Morning simply isn't morning without a cup of coffee, but not just any cup will do. I want mine freshly brewed with clean cold water and served in a ceramic mug of substance--not a plastic cup and, please, not one of styrofoam--and I want it black and strong enough to kick-start me into wakefulness.
It's no accident, I think, that a cup of coffee is approximately the size and temperature of a human heart. It does not beat with life, but it steams and radiates and arouses the senses with its rich aroma, taste, and heat. We hunch over it seeking company and comfort and affirmation, both hands clasping it to absorb its warmth. Sure, it makes a poor substitute for love, grace, talent, and good looks, but it's a satisfying thing to hold onto early in the morning, while the chill of night remains in your bones and you're not yet ready to face the responsibilities of daytime.

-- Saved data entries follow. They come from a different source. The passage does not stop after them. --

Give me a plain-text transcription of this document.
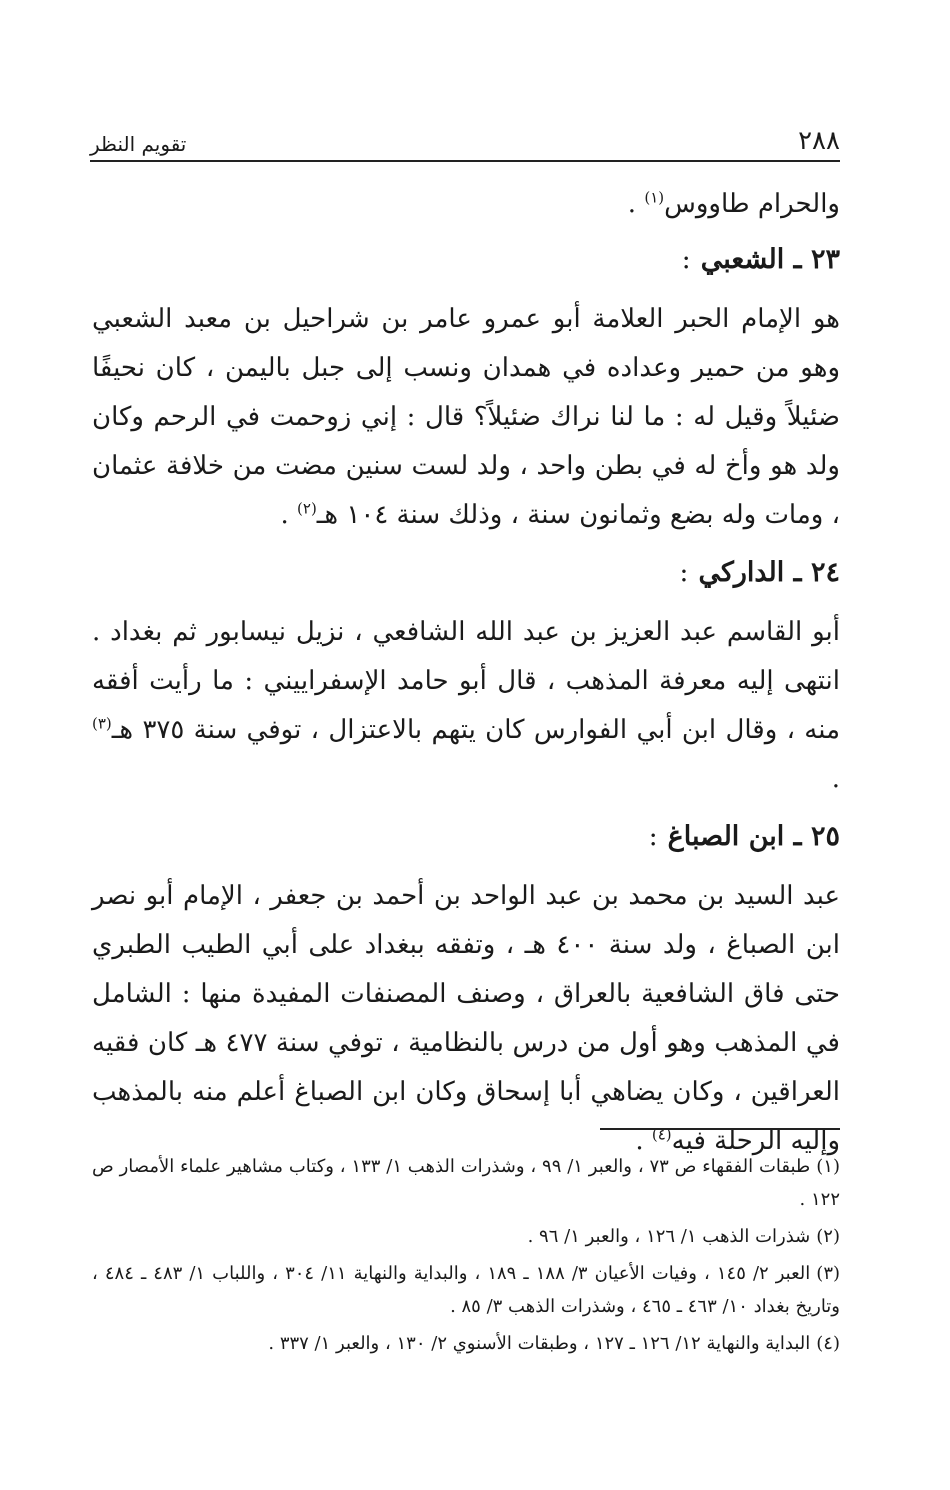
٢٨٨
تقويم النظر

والحرام طاووس$^{(١)}$ .

٢٣ ـ الشعبي:

هو الإمام الحبر العلامة أبو عمرو عامر بن شراحيل بن معبد الشعبي وهو من حمير وعداده في همدان ونسب إلى جبل باليمن ، كان نحيفًا ضئيلاً وقيل له : ما لنا نراك ضئيلاً؟ قال : إني زوحمت في الرحم وكان ولد هو وأخ له في بطن واحد ، ولد لست سنين مضت من خلافة عثمان ، ومات وله بضع وثمانون سنة ، وذلك سنة ١٠٤ هـ$^{(٢)}$ .

٢٤ ـ الداركي:

أبو القاسم عبد العزيز بن عبد الله الشافعي ، نزيل نيسابور ثم بغداد . انتهى إليه معرفة المذهب ، قال أبو حامد الإسفراييني : ما رأيت أفقه منه ، وقال ابن أبي الفوارس كان يتهم بالاعتزال ، توفي سنة ٣٧٥ هـ$^{(٣)}$ .

٢٥ ـ ابن الصباغ:

عبد السيد بن محمد بن عبد الواحد بن أحمد بن جعفر ، الإمام أبو نصر ابن الصباغ ، ولد سنة ٤٠٠ هـ ، وتفقه ببغداد على أبي الطيب الطبري حتى فاق الشافعية بالعراق ، وصنف المصنفات المفيدة منها : الشامل في المذهب وهو أول من درس بالنظامية ، توفي سنة ٤٧٧ هـ كان فقيه العراقين ، وكان يضاهي أبا إسحاق وكان ابن الصباغ أعلم منه بالمذهب وإليه الرحلة فيه$^{(٤)}$ .

(١)طبقات الفقهاء ص ٧٣ ، والعبر ١/ ٩٩ ، وشذرات الذهب ١/ ١٣٣ ، وكتاب مشاهير علماء الأمصار ص ١٢٢ .

(٢)شذرات الذهب ١/ ١٢٦ ، والعبر ١/ ٩٦ .

(٣)العبر ٢/ ١٤٥ ، وفيات الأعيان ٣/ ١٨٨ ـ ١٨٩ ، والبداية والنهاية ١١/ ٣٠٤ ، واللباب ١/ ٤٨٣ ـ ٤٨٤ ، وتاريخ بغداد ١٠/ ٤٦٣ ـ ٤٦٥ ، وشذرات الذهب ٣/ ٨٥ .

(٤)البداية والنهاية ١٢/ ١٢٦ ـ ١٢٧ ، وطبقات الأسنوي ٢/ ١٣٠ ، والعبر ١/ ٣٣٧ .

There are as many ways to make camp coffee as there are camp cooks, and it's wise to be open minded. Years ago I learned one technique for brewing from an ancient, shrunken man who had spent most of his life working as a timber cutter in the Upper Peninsula. One morning I stopped by to visit and watched him fill a fire-blackened pot with water and set it on a grill over an open fire in the yard. The moment the water reached the boiling point he scooped a handful of coffee from a can and threw it in the pot and slammed the lid over it. In a few moments the pot trembled, the lid blew off, and coffee and grounds spilled over the sides into the fire, giving off steaming clouds of aroma. He lifted the pot off the fire with his hat for a pot holder and dropped a single egg shell inside to settle the grounds. I accepted a cup with doubts. Grounds settled in it like siltation in the bottom of a pond. I took a tentative sip, expecting bitterness. But it was good. Delicious, in fact.
The experts say bitter flavor is usually the result of too much boiling, which releases tannin and makes the coffee acidic. To avoid bitterness in a percolator, remove it from the fire a minute or two after it starts to boil, then pour a tablespoon of cold water down the spout to "clear" the grounds. Better yet, use the below-boiling method: bring the water to boiling, remove it from the fire to cool for a few moments, then pour it over fresh grounds in a filtered drip-pot.
But don't be too fussy. Outdoors, on a cold morning, even a pretty bad cup of coffee tastes good. Tom Carney and I once spent two days riding horses through the North Dakota Badlands in the company of a pair of cowboys. At night we slept on the ground beneath the stars, and in the morning woke to the scent of frying bacon and eggs. We got up, groaning with aching muscles, and went looking for coffee. One of the cowboys handed us styrofoam cups, plastic spoons, and a jar of instant Maxwell House, then pointed at a pot of water simmering on the camp stove. When we hesitated, the cowboy took a noisy slurp from his own styrofoam cup, squinted at us through the steam, and said in a voice that sounded like it had been dragged all night behind a horse, "Now that, mister, is a good cup of coffee." I tried a sip. Not bad. Not bad at all.